When asked by an URGE staff why a tour like this is so important right now, Dr. Parker referenced the “hundreds of laws that have passed … at the local and state level from over 1,000 bills” over the past decade.
“[That] means that there are people who have a certain understanding who are controlling politics and they’re allowing politics to trump medicine. Abortion is health care,” he said.
“That decision [about an unplanned pregnancy], that access has been politicized, it’s been moralized. So it’s now couched in the frame of making vital health services for women illegal with regard to political activity. And … it’s made into something that’s stigmatized and shameful because people with a certain religious understanding oppose it.”
Dr. Parker explained that the only way to reduce the stigma and overturn harmful laws is for people to break their silence and complicity to engage in the political process.

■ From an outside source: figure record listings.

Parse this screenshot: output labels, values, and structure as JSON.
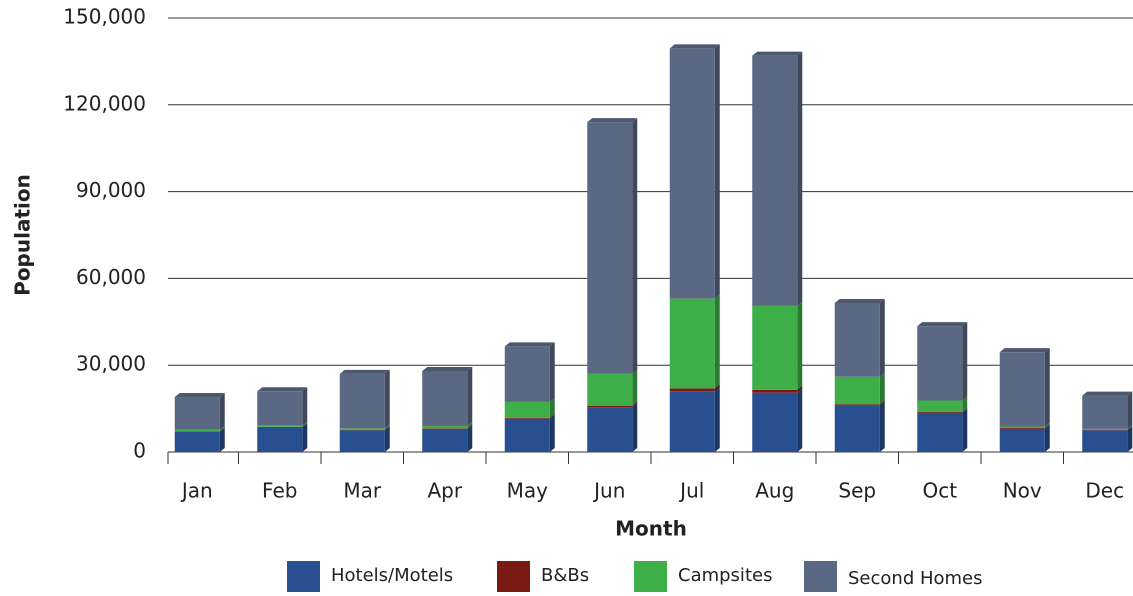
{
  "chart_data": {
    "type": "stacked-bar",
    "x_label": "Month",
    "y_label": "Population",
    "categories": [
      "Jan",
      "Feb",
      "Mar",
      "Apr",
      "May",
      "Jun",
      "Jul",
      "Aug",
      "Sep",
      "Oct",
      "Nov",
      "Dec"
    ],
    "series": [
      {
        "name": "Hotels/Motels",
        "color": "#284f8f",
        "values": [
          7000,
          8500,
          7500,
          8000,
          11500,
          15500,
          21000,
          20500,
          16000,
          13500,
          8000,
          7500
        ]
      },
      {
        "name": "B&Bs",
        "color": "#7b1a12",
        "values": [
          200,
          200,
          200,
          200,
          300,
          500,
          1000,
          1000,
          500,
          300,
          300,
          200
        ]
      },
      {
        "name": "Campsites",
        "color": "#3eae49",
        "values": [
          500,
          500,
          500,
          800,
          5500,
          11000,
          31000,
          29000,
          9500,
          4000,
          500,
          300
        ]
      },
      {
        "name": "Second Homes",
        "color": "#5b6883",
        "values": [
          11300,
          11800,
          18800,
          19000,
          19200,
          87000,
          86500,
          86500,
          25500,
          25700,
          25700,
          11500
        ]
      }
    ],
    "ylim": [
      0,
      150000
    ],
    "yticks": [
      0,
      {
        "value": 30000,
        "label": "30,000"
      },
      {
        "value": 60000,
        "label": "60,000"
      },
      {
        "value": 90000,
        "label": "90,000"
      },
      {
        "value": 120000,
        "label": "120,000"
      },
      {
        "value": 150000,
        "label": "150,000"
      }
    ],
    "grid": true
  }
}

“It is very important for people who understand that abortion is both moral and that it is health care and therefore it should be legal—that the voices [of those] who understand that need to raise a counter-narrative to the voices that are currently in the ascendancy,” he said.
The widespread notion that the millennial generation isn’t engaged in the way Dr. Parker called for is another inaccuracy Morrissey pushed back on when she spoke with Rewire. While she has heard some of her peers say openly they weren’t voting in the primary, the election and politics in general are frequent topics of discussion on campus. Even those who have yet to throw their support behind a candidate are plugged in online, and most of her friends are involved in civic causes like registering people to vote—another passion of hers. She encourages people to exercise that right and to get involved wherever they are.
“The way you can get involved is joining organizations on campus; there are a lot of chapters of URGE,” said Morrissey. “It’s no one’s job but your own—you do need to educate yourself .… If people start speaking out about [the 288 laws passed from 2011-2015], we can make a difference. I feel like our side needs to be unapologetic and loud.”
The #AbortionPositive tour has upcoming stops in Georgia, Kansas, and Texas.